Brundidge to welcome Christmas
Published 3:00 am Tuesday, December 2, 2014
When Santa Claus comes to town tonight, Brundidge will be as comfortable to him as an old shoe.
After all, the Christmas lights that will welcome Santa to town are the same lights that have been welcoming him and the Christmas season to town for generations.
Brundidge Mayor Jimmy Ramage remembers awaiting the Christmas lighting of the town when he was a young boy. His sons waited just as anxiously for the string Christmas lights to signal that Christmastime was here. Tonight, Ramage’s granddaughters will be among the many who participate in the lighting of the town for Christmas 2014.
When generations of Brundidge residents think Christmas, they probably have images of the simple strings of colored lights strung across Main Street.

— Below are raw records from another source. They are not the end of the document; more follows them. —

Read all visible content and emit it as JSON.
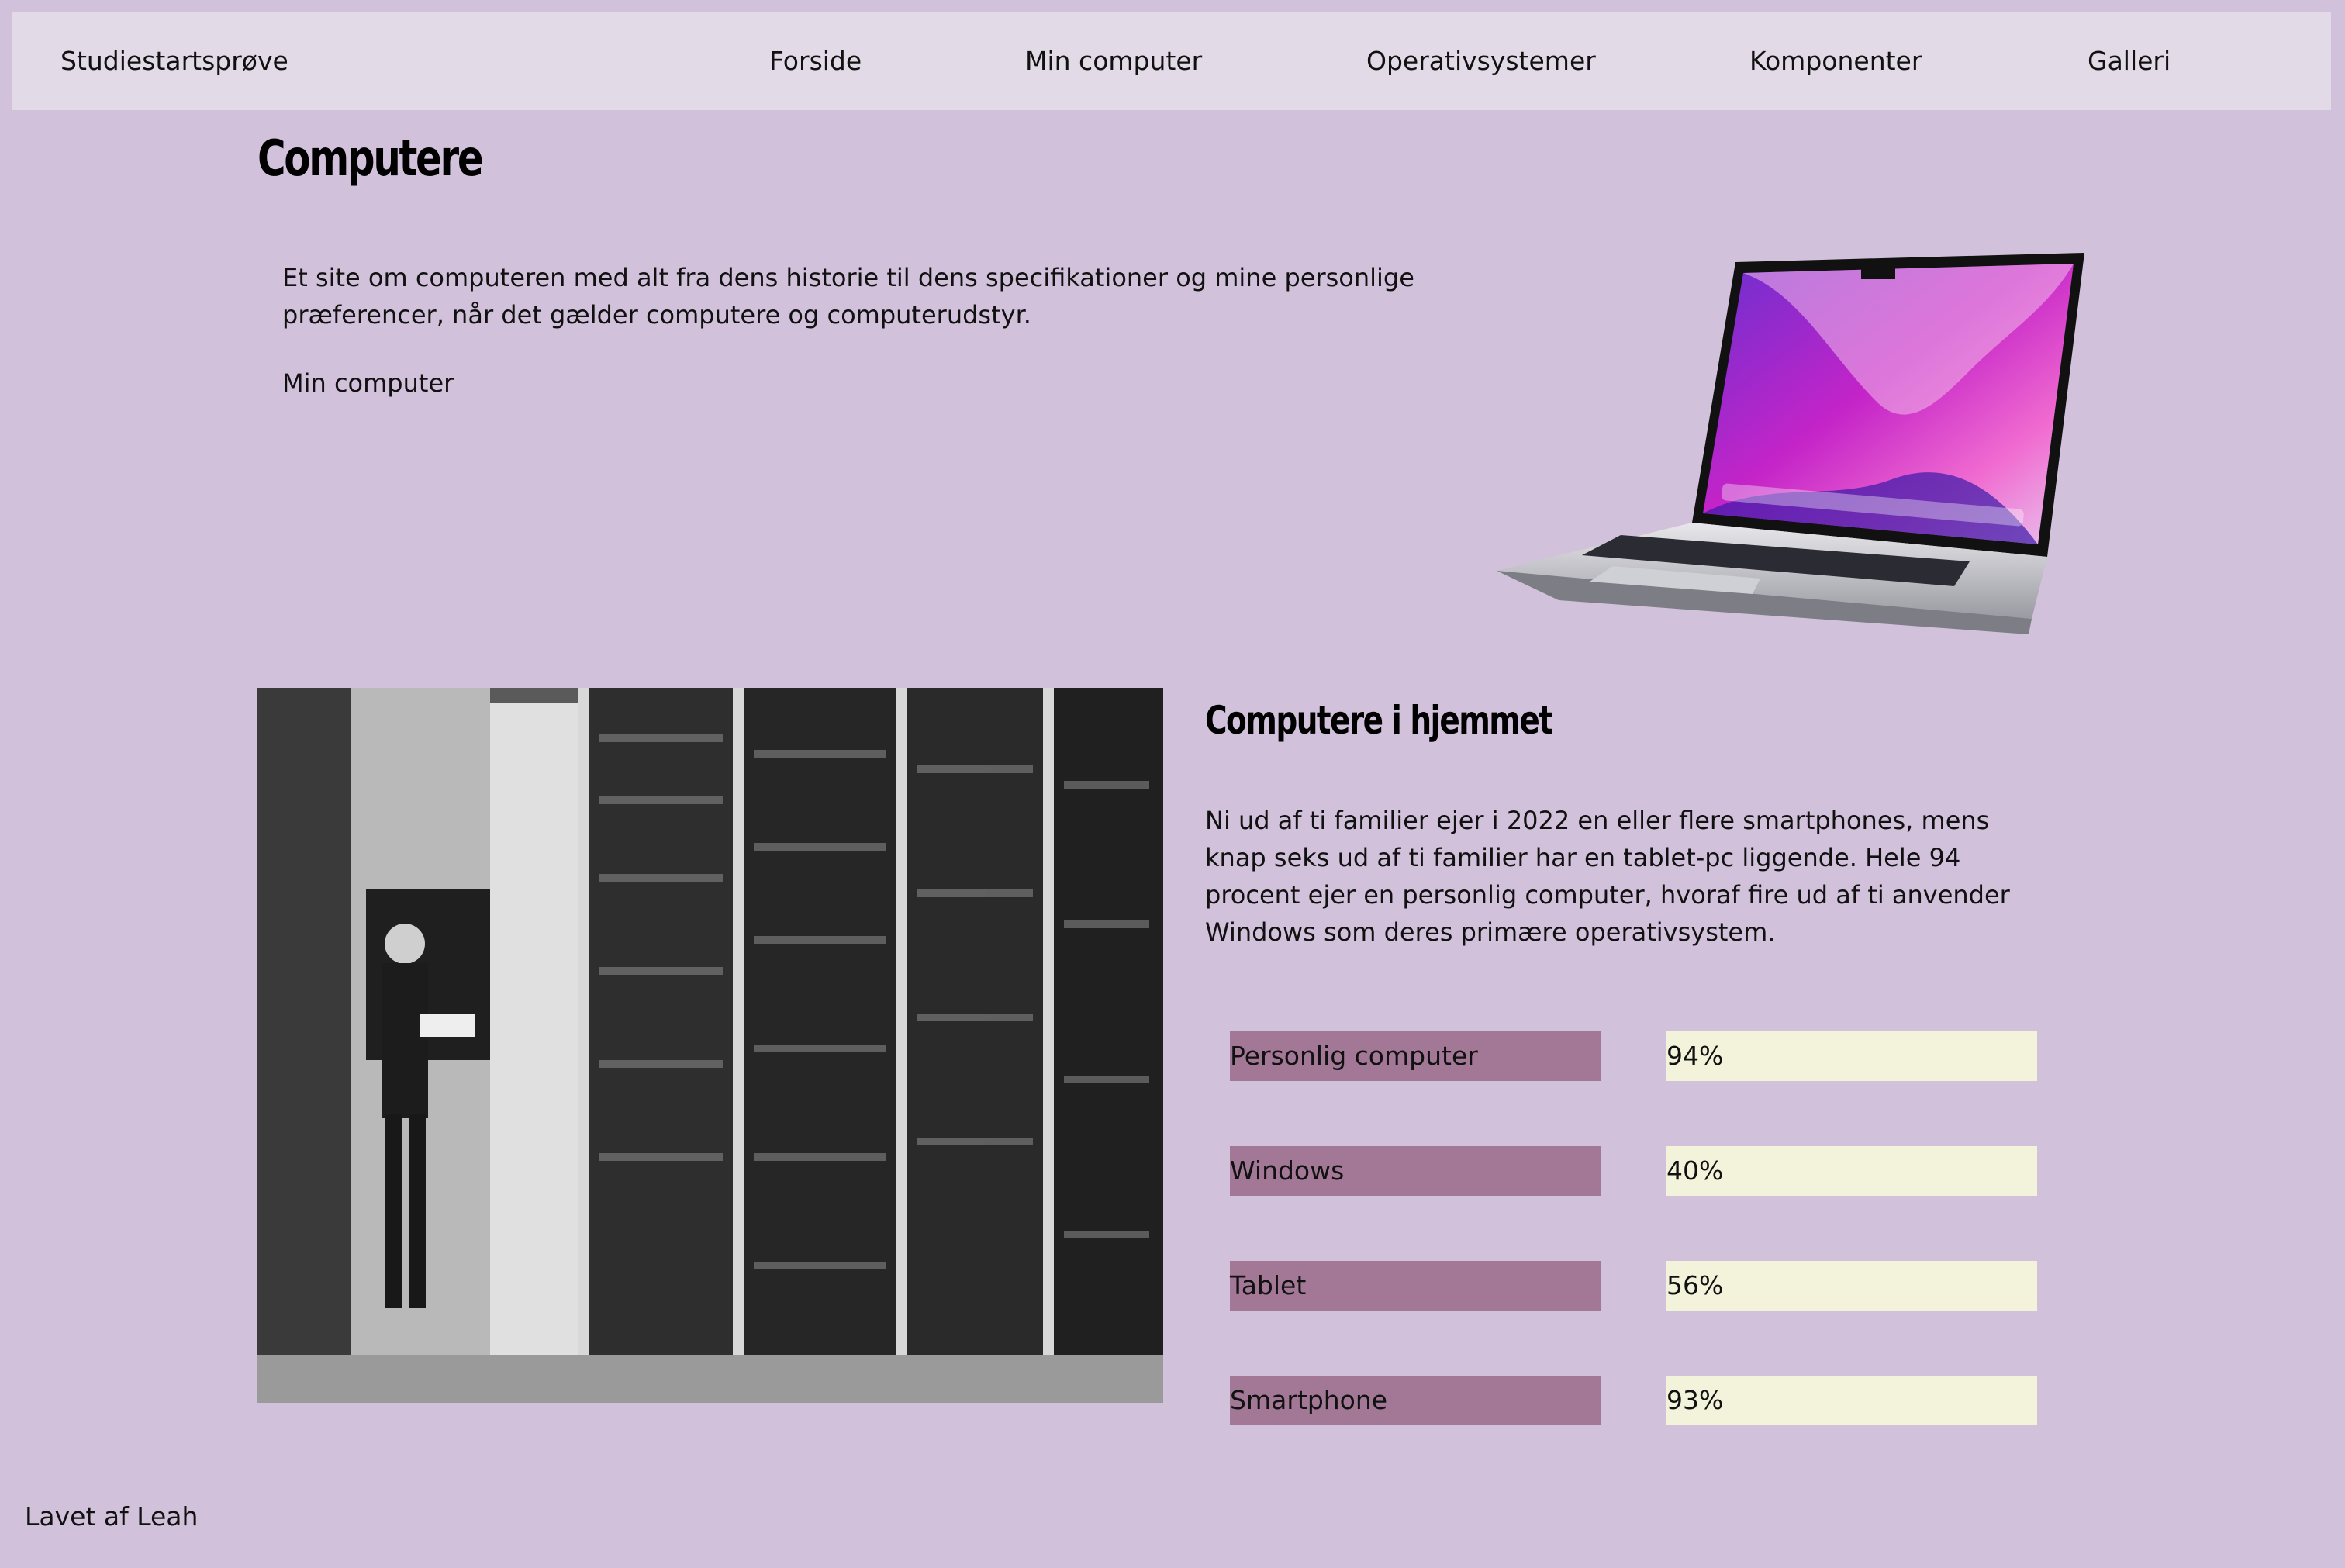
{
  "nav": {
    "brand": "Studiestartsprøve",
    "links": [
      "Forside",
      "Min computer",
      "Operativsystemer",
      "Komponenter",
      "Galleri"
    ]
  },
  "header": {
    "title": "Computere"
  },
  "intro": {
    "text": "Et site om computeren med alt fra dens historie til dens specifikationer og mine personlige præferencer, når det gælder computere og computerudstyr.",
    "link": "Min computer"
  },
  "home": {
    "title": "Computere i hjemmet",
    "text": "Ni ud af ti familier ejer i 2022 en eller flere smartphones, mens knap seks ud af ti familier har en tablet-pc liggende. Hele 94 procent ejer en personlig computer, hvoraf fire ud af ti anvender Windows som deres primære operativsystem.",
    "stats": [
      {
        "label": "Personlig computer",
        "value": "94%"
      },
      {
        "label": "Windows",
        "value": "40%"
      },
      {
        "label": "Tablet",
        "value": "56%"
      },
      {
        "label": "Smartphone",
        "value": "93%"
      }
    ]
  },
  "footer": {
    "text": "Lavet af Leah"
  },
  "colors": {
    "background": "#d1c1da",
    "navbar": "#e2dbe7",
    "stat_label_bg": "#a27896",
    "stat_value_bg": "#f3f3dc"
  }
}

“Our Christmas decorations go back more than a half century,” Ramage said. “Back to the early 1950s and we hope they will last another 50 years or more. These lights are a Christmas tradition for our town.”
That Christmas tradition is the reason the city’s governing body made certain the “Christmas lights,” would long be a part of the Christmas season before making the decision to move the city’s utilities off Main Street.

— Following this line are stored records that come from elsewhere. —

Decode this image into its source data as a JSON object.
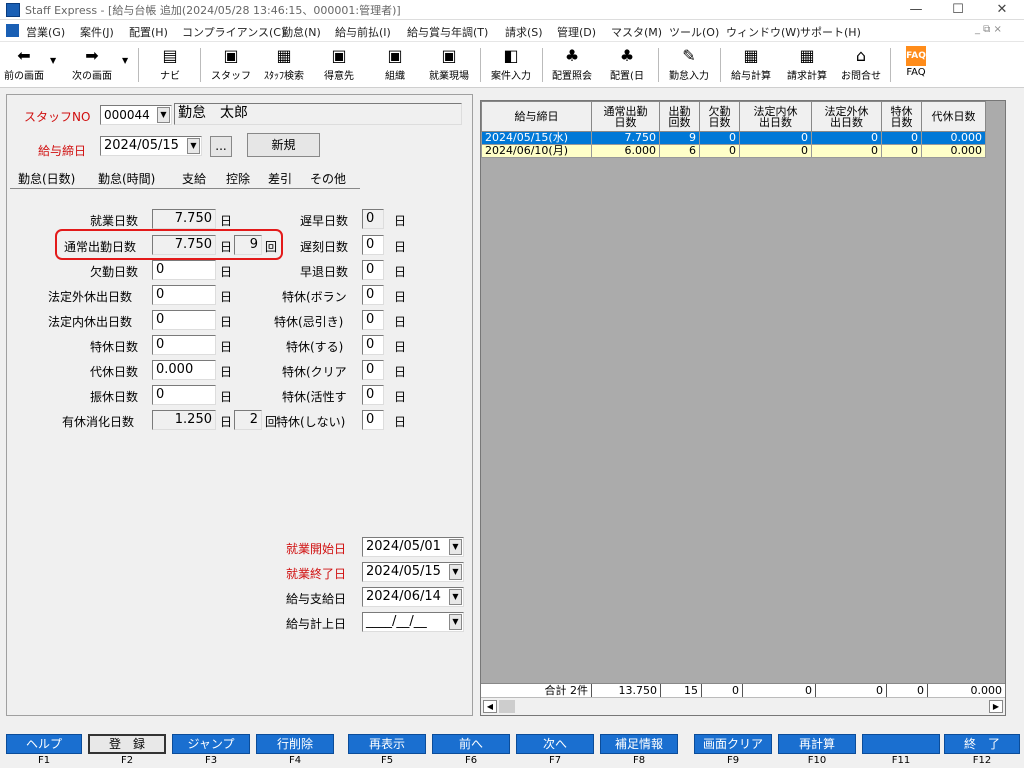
{
  "window": {
    "title": "Staff Express - [給与台帳 追加(2024/05/28 13:46:15、000001:管理者)]",
    "min": "—",
    "max": "☐",
    "close": "✕"
  },
  "menu": [
    "営業(G)",
    "案件(J)",
    "配置(H)",
    "コンプライアンス(C)",
    "勤怠(N)",
    "給与前払(I)",
    "給与賞与年調(T)",
    "請求(S)",
    "管理(D)",
    "マスタ(M)",
    "ツール(O)",
    "ウィンドウ(W)",
    "サポート(H)"
  ],
  "mdi_controls": "_ ⧉ ×",
  "toolbar": [
    {
      "icon": "back-arrow-icon",
      "label": "前の画面"
    },
    {
      "icon": "forward-arrow-icon",
      "label": "次の画面"
    },
    {
      "icon": "navi-icon",
      "label": "ナビ"
    },
    {
      "icon": "staff-icon",
      "label": "スタッフ"
    },
    {
      "icon": "staff-search-icon",
      "label": "ｽﾀｯﾌ検索"
    },
    {
      "icon": "client-icon",
      "label": "得意先"
    },
    {
      "icon": "organization-icon",
      "label": "組織"
    },
    {
      "icon": "worksite-icon",
      "label": "就業現場"
    },
    {
      "icon": "job-entry-icon",
      "label": "案件入力"
    },
    {
      "icon": "placement-inquiry-icon",
      "label": "配置照会"
    },
    {
      "icon": "placement-icon",
      "label": "配置(日"
    },
    {
      "icon": "attendance-input-icon",
      "label": "勤怠入力"
    },
    {
      "icon": "payroll-calc-icon",
      "label": "給与計算"
    },
    {
      "icon": "billing-calc-icon",
      "label": "請求計算"
    },
    {
      "icon": "inquiry-icon",
      "label": "お問合せ"
    },
    {
      "icon": "faq-icon",
      "label": "FAQ"
    }
  ],
  "form": {
    "staff_no_label": "スタッフNO",
    "staff_no": "000044",
    "staff_name": "勤怠　太郎",
    "pay_close_label": "給与締日",
    "pay_close_date": "2024/05/15",
    "ellipsis": "...",
    "new_button": "新規"
  },
  "tabs": [
    "勤怠(日数)",
    "勤怠(時間)",
    "支給",
    "控除",
    "差引",
    "その他"
  ],
  "left_fields": [
    {
      "label": "就業日数",
      "value": "7.750",
      "unit": "日"
    },
    {
      "label": "通常出勤日数",
      "value": "7.750",
      "unit": "日",
      "count": "9",
      "count_unit": "回"
    },
    {
      "label": "欠勤日数",
      "value": "0",
      "unit": "日"
    },
    {
      "label": "法定外休出日数",
      "value": "0",
      "unit": "日"
    },
    {
      "label": "法定内休出日数",
      "value": "0",
      "unit": "日"
    },
    {
      "label": "特休日数",
      "value": "0",
      "unit": "日"
    },
    {
      "label": "代休日数",
      "value": "0.000",
      "unit": "日"
    },
    {
      "label": "振休日数",
      "value": "0",
      "unit": "日"
    },
    {
      "label": "有休消化日数",
      "value": "1.250",
      "unit": "日",
      "count": "2",
      "count_unit": "回"
    }
  ],
  "right_fields": [
    {
      "label": "遅早日数",
      "value": "0",
      "unit": "日"
    },
    {
      "label": "遅刻日数",
      "value": "0",
      "unit": "日"
    },
    {
      "label": "早退日数",
      "value": "0",
      "unit": "日"
    },
    {
      "label": "特休(ボラン",
      "value": "0",
      "unit": "日"
    },
    {
      "label": "特休(忌引き)",
      "value": "0",
      "unit": "日"
    },
    {
      "label": "特休(する)",
      "value": "0",
      "unit": "日"
    },
    {
      "label": "特休(クリア",
      "value": "0",
      "unit": "日"
    },
    {
      "label": "特休(活性す",
      "value": "0",
      "unit": "日"
    },
    {
      "label": "特休(しない)",
      "value": "0",
      "unit": "日"
    }
  ],
  "dates": [
    {
      "label": "就業開始日",
      "value": "2024/05/01",
      "red": true
    },
    {
      "label": "就業終了日",
      "value": "2024/05/15",
      "red": true
    },
    {
      "label": "給与支給日",
      "value": "2024/06/14",
      "red": false
    },
    {
      "label": "給与計上日",
      "value": "____/__/__",
      "red": false
    }
  ],
  "grid": {
    "headers": [
      [
        "給与締日"
      ],
      [
        "通常出勤",
        "日数"
      ],
      [
        "出勤",
        "回数"
      ],
      [
        "欠勤",
        "日数"
      ],
      [
        "法定内休",
        "出日数"
      ],
      [
        "法定外休",
        "出日数"
      ],
      [
        "特休",
        "日数"
      ],
      [
        "代休日数"
      ]
    ],
    "rows": [
      [
        "2024/05/15(水)",
        "7.750",
        "9",
        "0",
        "0",
        "0",
        "0",
        "0.000"
      ],
      [
        "2024/06/10(月)",
        "6.000",
        "6",
        "0",
        "0",
        "0",
        "0",
        "0.000"
      ]
    ],
    "totals": [
      "合計 2件",
      "13.750",
      "15",
      "0",
      "0",
      "0",
      "0",
      "0.000"
    ]
  },
  "fkeys": [
    {
      "label": "ヘルプ",
      "key": "F1"
    },
    {
      "label": "登　録",
      "key": "F2"
    },
    {
      "label": "ジャンプ",
      "key": "F3"
    },
    {
      "label": "行削除",
      "key": "F4"
    },
    {
      "label": "再表示",
      "key": "F5"
    },
    {
      "label": "前へ",
      "key": "F6"
    },
    {
      "label": "次へ",
      "key": "F7"
    },
    {
      "label": "補足情報",
      "key": "F8"
    },
    {
      "label": "画面クリア",
      "key": "F9"
    },
    {
      "label": "再計算",
      "key": "F10"
    },
    {
      "label": "",
      "key": "F11"
    },
    {
      "label": "終　了",
      "key": "F12"
    }
  ]
}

“Tommy Strother and James Boutwell, with People’s Electric, had the idea of stringing the colored lights across the street,” Ramage said. “They designed the strings to include holiday messages, stars and other ornamentations. Those same strings of lights have been a part of Christmas in Brundidge ever since.”
Back in the 90s, the city was awarded a grant to upgrade its downtown area. The sidewalks were to be redone, lantern-type lighting was to be installed and the utilities were to be moved to the back street. But there was problem.
Removing the “light poles” would mean there would be no poles from which to string the Christmas lights.
Ramage did not say the project would have been put on hold if a way had not been found. However, he said, “A way had to be found.”
“The string Christmas lights were too much a part of our community for us not to find a way to keep them,” he said. “We found a way.”
Fittings for metal poles were figured into the downtown design, and Christmas came “as usual.”
But the string lights are just one part of the town’s classic Christmas decorations. Santa’s Workshop on the library grounds, along with Santa joined by his reindeer and sleigh adorn the lawn of City Hall and came on the Christmas scene in the late 1950s and 1960s.
Ramage is not sure when First National Bank purchased the Nativity scene designed and hand-painted by Brundidge artist, Larry Godwin, but guesses it was somewhere during the time he was in college in the 1960s.
“That Nativity scene has been around for a long time. Larry’s artwork is so realistic. It was a meaningful addition to our Christmas decorations,” Ramage said.
Godwin’s Nativity scene is located on the grounds of Salem Baptist Church on South Main Street, and another Nativity scene is housed in a crib constructed by city employees on the lawn of Brundidge United Methodist Church on North Main Street.
“We also have a Christmas tree and decorations at Galloway Park and at the Liberty Tree Park on the north side of town,” Ramage said. “On the south side, we have a display of white lights to welcome motorists. And, we have a lighted tunnel that leads to Brundidge Station, which is in the downtown area.”